Fatigue, shortening/tightening all occur with inadequate warming up of the muscles.
 
I've seen the Texans doing dynamic warmups before practice on news reports in the past. Most, if not all NFL teams, do dynamic warm up routines. This is not new info for the strength and conditioning community. The "don't stretch as a warm up" has been around for quite a while.

On a side note, I did martial arts as a HS student and this was when you did stretch to warm up. I actually pulled part of my hamstring tendon off the bone before a workout one day. Not good.
 
I never liked the idea of stretching BEFORE you workout or BEFORE a game. Seems like you're just preparing muscles to get pulled! :splits:

I kind of think the time to stretch is before you go to bed....uh, sleep...
 
I never liked the idea of stretching BEFORE you workout or BEFORE a game. Seems like you're just preparing muscles to get pulled! :splits:

I kind of think the time to stretch is before you go to bed....uh, sleep...

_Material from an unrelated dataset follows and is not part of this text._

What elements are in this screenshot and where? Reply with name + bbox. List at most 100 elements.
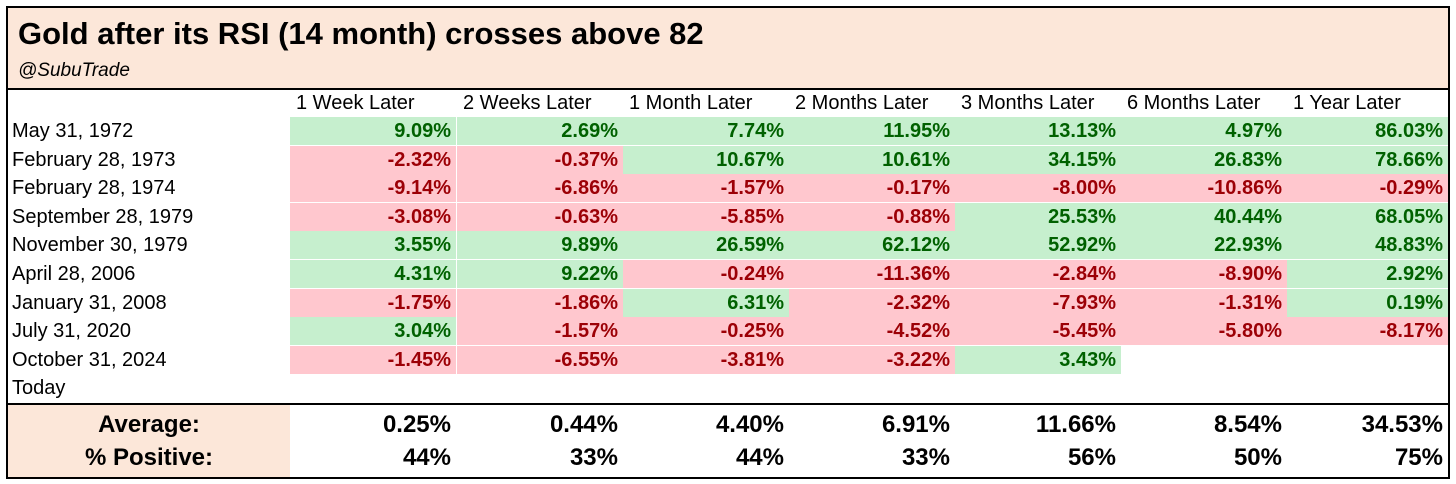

Think of your muscles as a stick of chewing gum, take it out of the wrapper, grab both ends and pull - it tears!

Put it in your mouth and chew for a while and it becomes flexible, this is how I think of your muscles and warming up. You need dynamic, movement oriented stretches to properly loosen up and prevent injuries.

Static stretching is best done after training to re-lengthen tight/fatigued muscles. I'll also add once you achieve a good range of motion, spend more time on tight areas (typically ankles (calf and soleus), hip flexors, and pecs) and less time on areas with proper ROM.